A nurse is collecting data from a client who is immobile and has a potential deep-vein thrombosis. Which of the following findings should the nurse report to the provider?
- A. Calf swelling
- B. Bradycardia
- C. Tortuous veins
- D. Clammy skin
Correct Answer: A
Rationale: Calf swelling is a key sign of deep-vein thrombosis, requiring immediate reporting for intervention.
A charge nurse on a long-term care unit is working with an assistive personnel who states, 'I am tired of all the changes on this unit. If things don't improve soon, I'm requesting a transfer.' Which of the following responses should the charge nurse make?
- A. Why don't you just file a formal complaint with Human Resources?
- B. Please, try to wait a little longer. Things will get better soon.
- C. There has been too much complaining about these changes.
- D. So, you are upset about all of the recent changes on the unit?
Correct Answer: D
Rationale: Reflecting the AP's feelings fosters communication and addresses concerns constructively.
A nurse is collecting data from an older adult client who lives alone. Which of the following findings should the nurse identify as the priority?
- A. The client verbalizes regret about never marrying.
- B. The client has poorly fitting dentures.
- C. The client has no living family.
- D. The client is sedentary throughout most of the day.
Correct Answer: B
Rationale: Poorly fitting dentures impair nutrition, a priority health risk requiring immediate attention.

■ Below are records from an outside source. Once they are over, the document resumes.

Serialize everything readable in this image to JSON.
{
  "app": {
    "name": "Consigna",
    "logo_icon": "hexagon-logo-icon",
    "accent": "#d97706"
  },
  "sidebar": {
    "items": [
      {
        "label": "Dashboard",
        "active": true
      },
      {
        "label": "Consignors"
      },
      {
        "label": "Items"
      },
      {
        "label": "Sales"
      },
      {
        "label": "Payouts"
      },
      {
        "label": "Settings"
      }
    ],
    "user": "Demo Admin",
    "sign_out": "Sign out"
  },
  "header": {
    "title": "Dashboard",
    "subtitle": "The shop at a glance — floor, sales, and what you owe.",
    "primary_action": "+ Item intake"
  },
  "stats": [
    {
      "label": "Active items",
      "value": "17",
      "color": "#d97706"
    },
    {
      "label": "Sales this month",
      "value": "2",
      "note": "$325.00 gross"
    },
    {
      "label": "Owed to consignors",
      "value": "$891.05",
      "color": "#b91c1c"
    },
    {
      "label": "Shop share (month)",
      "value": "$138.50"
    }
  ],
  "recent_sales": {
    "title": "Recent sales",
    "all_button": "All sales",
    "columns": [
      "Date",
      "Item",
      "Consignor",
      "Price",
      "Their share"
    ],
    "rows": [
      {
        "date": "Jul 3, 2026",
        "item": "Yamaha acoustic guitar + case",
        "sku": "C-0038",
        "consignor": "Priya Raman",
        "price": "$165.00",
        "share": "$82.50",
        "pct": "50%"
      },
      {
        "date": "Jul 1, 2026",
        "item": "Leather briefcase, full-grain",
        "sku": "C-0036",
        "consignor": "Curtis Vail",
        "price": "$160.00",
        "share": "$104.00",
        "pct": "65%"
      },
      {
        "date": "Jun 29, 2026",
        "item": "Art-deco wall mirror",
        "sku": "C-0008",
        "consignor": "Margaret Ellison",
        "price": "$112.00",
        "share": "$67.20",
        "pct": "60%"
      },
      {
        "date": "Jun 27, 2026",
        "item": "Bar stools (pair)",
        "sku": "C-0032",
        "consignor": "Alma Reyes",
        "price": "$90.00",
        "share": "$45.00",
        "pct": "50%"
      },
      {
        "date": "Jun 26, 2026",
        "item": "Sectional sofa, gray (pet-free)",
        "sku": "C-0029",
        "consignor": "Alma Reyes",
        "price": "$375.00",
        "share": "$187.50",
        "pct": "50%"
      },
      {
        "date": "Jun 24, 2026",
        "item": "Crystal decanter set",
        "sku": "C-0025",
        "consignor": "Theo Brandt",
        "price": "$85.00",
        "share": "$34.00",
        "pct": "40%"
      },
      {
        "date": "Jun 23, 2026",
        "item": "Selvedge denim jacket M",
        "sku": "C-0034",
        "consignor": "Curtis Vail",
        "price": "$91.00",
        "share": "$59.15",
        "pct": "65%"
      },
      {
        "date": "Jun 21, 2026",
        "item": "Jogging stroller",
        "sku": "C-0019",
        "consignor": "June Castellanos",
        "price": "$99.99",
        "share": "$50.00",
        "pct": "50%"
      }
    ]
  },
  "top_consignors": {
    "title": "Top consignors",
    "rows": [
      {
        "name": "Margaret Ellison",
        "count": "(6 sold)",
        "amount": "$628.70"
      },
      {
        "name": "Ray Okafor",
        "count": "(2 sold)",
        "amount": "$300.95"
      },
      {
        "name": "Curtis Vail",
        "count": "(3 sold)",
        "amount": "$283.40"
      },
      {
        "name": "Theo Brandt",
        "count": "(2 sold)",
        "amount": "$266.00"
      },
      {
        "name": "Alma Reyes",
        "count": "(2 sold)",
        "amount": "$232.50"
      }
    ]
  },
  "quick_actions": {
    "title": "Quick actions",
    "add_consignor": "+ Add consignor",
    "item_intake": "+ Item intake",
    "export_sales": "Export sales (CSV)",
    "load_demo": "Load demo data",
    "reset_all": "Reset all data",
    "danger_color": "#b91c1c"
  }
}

A nurse is collecting data from a client about bowel elimination. Which of the following statements by the client indicates a risk for impaired bowel elimination?
- A. I drink two hot cups of coffee each morning.
- B. I love to eat apples and black-eyed peas.
- C. I take a prescribed opioid pain medication at bedtime.
- D. I drink an average of 2,000 milliliters of water daily.
Correct Answer: C
Rationale: Opioids slow gastrointestinal motility, increasing the risk of constipation and impaired bowel elimination.